News

Big silver producer from Minco Silver and Sterling Mining proposal for a business combination

Posted on 23 Jul 2008

Minco Silver and Sterling Mining Co (IM, May 2008) have signed a letter of agreement whereby Minco Silver will acquire 100% of the issued and outstanding shares of Sterling. The transaction will result in Minco Silver controlling two worldclass silver deposits including the Fuwan Silver property in China and the Sunshine Mine in Idaho, USA.

Under the terms of the transaction, Minco Silver has offered 0.51 of a share for each one Sterling share which equates to an offer of $1.58 per Sterling share based on Minco Silver’s July 21, 2008 closing price. The offer values Sterling at $62.3 million. Upon completion of the transaction, the combined company will have approximately 52 million common shares issued and outstanding, plus options and warrants. Minco Silver shareholders will own 61% and former Sterling shareholders will own 39% of the combined company.

Minco Silver has extended a $15 million line of credit to Sterling, of which $5 million is to be funded immediately, bearing 10% annual interest compounded monthly, to be used for continued operations at the Sunshine mine. A management committee has been established to supervise the day-to-day operations of Sterling during the transaction period. It is comprised of seven members, four from Minco Silver and three from Sterling.

The combination will bring significant benefits to each of the companies. The Boards of Directors of each company have supported the proposed combination and management of the two companies believe that the transaction will provide the shareholders of each company an opportunity to participate in the future growth of a larger and more established company with a broader range of prospects, a more diversified asset base, and a management team that has a proven ability to execute.

Upon completion of the Transaction, the combined company will have:

  • Two world-class silver deposits containing 418 Moz of silver resources
  • Potential annual silver production in excess of 10 Moz by 2011
  • Solid platform for profitable growth and increased shareholder value
  • Reduced risk profile.

Minco Silver’s Chairman and CEO, Dr. Ken Cai, commented: “The combination of these companies will bring together two worldclass silver deposits with significant exploration upside. The integrated board and management team is well positioned to build one of the world’s leading primary silver producing companies through synergies in China and North America. Further, this consolidation should appeal to a broader investor audience and greater market liquidity.”

Sterling’s Interim President, Ken Berscht, added: “This merger represent the culmination of the strategic review process announced on June 4 and completed with the assistance and advice of our financial advisor TD Securities. It provides the financial resources to fund the immediate requirements of Sterling and ensures that the Sunshine mine will be a significant contributor going forward. We are excited about the premium offer and the opportunity for Sterling shareholders to participate in the new silver focused entity.”

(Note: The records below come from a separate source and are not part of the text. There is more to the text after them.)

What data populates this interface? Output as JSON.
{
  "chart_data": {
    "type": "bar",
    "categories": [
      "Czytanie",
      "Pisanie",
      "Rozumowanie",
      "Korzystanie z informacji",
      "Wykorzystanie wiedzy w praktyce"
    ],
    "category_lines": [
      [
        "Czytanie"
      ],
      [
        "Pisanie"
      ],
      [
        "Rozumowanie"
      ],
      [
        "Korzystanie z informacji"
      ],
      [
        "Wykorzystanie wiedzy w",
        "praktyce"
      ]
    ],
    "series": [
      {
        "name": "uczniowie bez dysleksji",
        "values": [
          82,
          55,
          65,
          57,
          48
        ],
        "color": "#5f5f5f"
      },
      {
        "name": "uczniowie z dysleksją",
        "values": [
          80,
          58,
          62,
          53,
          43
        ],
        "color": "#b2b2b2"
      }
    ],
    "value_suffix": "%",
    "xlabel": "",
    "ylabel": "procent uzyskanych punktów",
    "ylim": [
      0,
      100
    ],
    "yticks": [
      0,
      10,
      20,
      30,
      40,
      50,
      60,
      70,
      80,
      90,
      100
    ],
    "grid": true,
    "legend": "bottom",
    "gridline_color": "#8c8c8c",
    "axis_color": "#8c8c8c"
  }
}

Minco Silver is a TSX listed company focusing on the acquisition and development of silver dominant projects. It has a 100% interest in the worldclass Fuwan silver deposit, situated along the northeast margin of the highly prospective Fuwan Silver Belt. Minco Silver is the exclusive vehicle for pursuing silver opportunities in China pursuant to a strategic alliance agreement between Minco Gold and Silver Standard Resources.

Sterling Mining controls the Sunshine mine, which restarted initial production in December 2007, and related exploration lands in the prolific Silver Valley of northern Idaho. Sterling Mining also holds several silver properties in Mexico, including the Barones Tailings Project in the Zacatecas Silver District.

 The transaction is subject to completion of confirmatory due diligence, definitive documentation, regulatory approvals, and obtaining shareholder approval at a special meeting of the shareholders of Sterling. The letter agreement includes a commitment by Sterling to not solicit alternative transactions to the transaction. A break fee of $2 million is payable to Minco Silver under certain conditions. The transaction is expected to close by December, 2008.

Subject to regulatory approval, Minco Silver will pay at closing a finders’ fee of 50,000 common shares to an arms-length third party related to the transaction.